Am 14. Juni 1991 streikte dann eine halbe Million Frauen* – weitaus mehr als erwartet. Der Streik stiess international auf grosse Resonanz und inspirierte den Frauen*streik 1994 in Deutschland. Der Mobilisierungserfolg von 1991 bestand aber gerade auch darin, dass sich die Streikdynamik verselbstständigte und Frauen* überall aktiv wurden – die Streikkomitees hatten keinen Überblick oder gar Kontrolle über die Proteste an diesem Tag.

Dennoch wäre es verfehlt, den Erfolg eines feministischen Streiks 2019 an der Zahl der Beteiligten zu messen oder gar den Frauen*streik aus dem Jahr 1991 zahlenmässig toppen zu wollen. Natürlich geht es bei einem Streik auch um eine Demonstration von Stärke, die die Machtverhältnisse angreift. Viel wichtiger ist zu diesem Zeitpunkt jedoch eine Erweiterung und anhaltende Stärkung der feministischen Bewegung – und dabei könnte durchaus von den internationalen Frauen*streiks gelernt werden.

Es kann nicht ewig gleich die Lohngleichheit als Hauptforderung aufgewärmt werden. Natürlich ist Lohnungleichheit eine Frechheit. Aber es muss darüber hinaus der Mythos durchbrochen werden, in der Schweiz sei die Geschlechtergerechtigkeit bis auf die Lohngleichheit und die Vertretung von Frauen* in Kaderpositionen bereits erreicht. Es geht nicht nur um die Lohnarbeitsverhältnisse, sondern um die Arbeitsbedingungen generell und die geschlechtliche Arbeitsteilung mit ihrer unsichtbaren und unbezahlten Arbeit.

Es muss thematisiert werden, welche Auswirkungen eine ökonomische Ungleichheit auf das tatsächliche Geschlechterverhältnis hat.
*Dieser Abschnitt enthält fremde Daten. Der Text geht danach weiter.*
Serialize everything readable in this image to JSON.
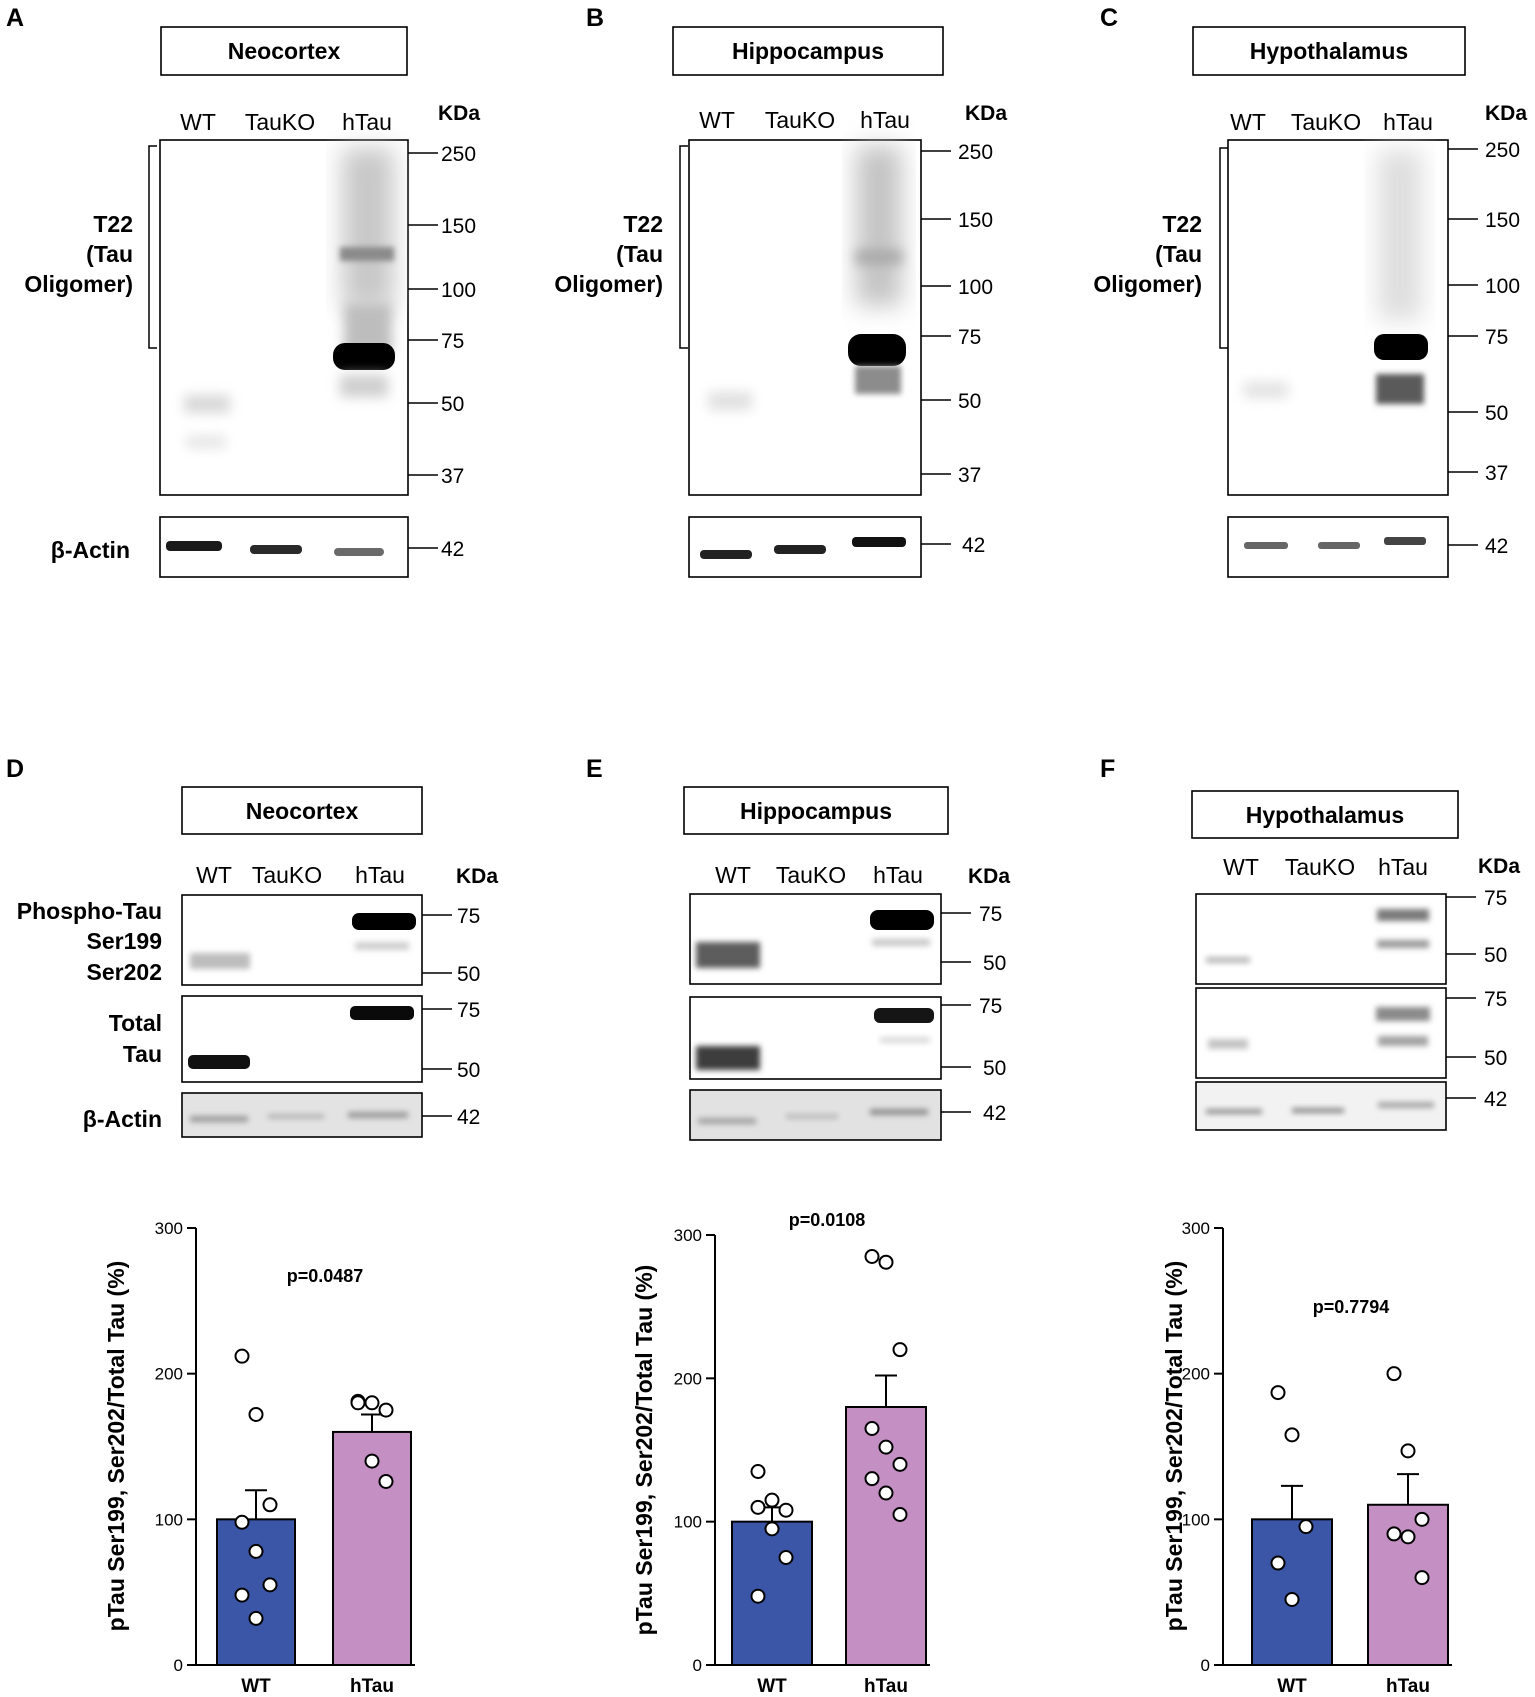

Es muss verstanden werden, wie die sexualisierte Gewalt und die kapitalistischen Ausbeutungsmechanismen zusammenhängen und sich bedingen, sodass niemand mehr auf die Idee kommt, die «Aufwertung der sozialen Reproduktionsarbeit», oder den «Kampf gegen sexuelle Diskriminierung» als «klassisch reformistische» Forderungen zu verstehen. Feministische Themen müssen in ihre Zusammenhänge gesetzt werden, tiefergehende Erklärungen sind gefordert. Und da ist die radikale Linke gefragt. Denn die institutionelle Einbindung grosser Teile der Neuen Frauen*bewegung hat diese gezähmt oder gänzlich verstummen lassen. Und auch die Positionen der bürgerlichen Frauen*, die sich um Teilhabe und Aufstieg bemühen, sind mehr als uninteressant.

Hinzu kommt, dass diese gegenüber einem Frauen*streik sowieso «skeptisch» sind und lieber mit Frauenversteher Johann Schneider-Ammann dinieren und erklären, wie sie «erfolgreichen Frauen der Wirtschaft den Quereinstieg in die Politik ab 50» ermöglichen wollen. Daher liegt es an den feministischen Strukturen, jetzt die entstehende Dynamik des Frauen*streiks aufzugreifen. Sich regional organisieren und vernetzen; Frauen* einbinden, die bis anhin nicht erreicht werden konnten und gemeinsam so vielfältige Aktionen und Proteste aufbauen, wie nur möglich. Denn Frauen*streik heisst: Die feministische Bewegung über den Streik 2019 hinaus stärken – Solidarität und Widerstand!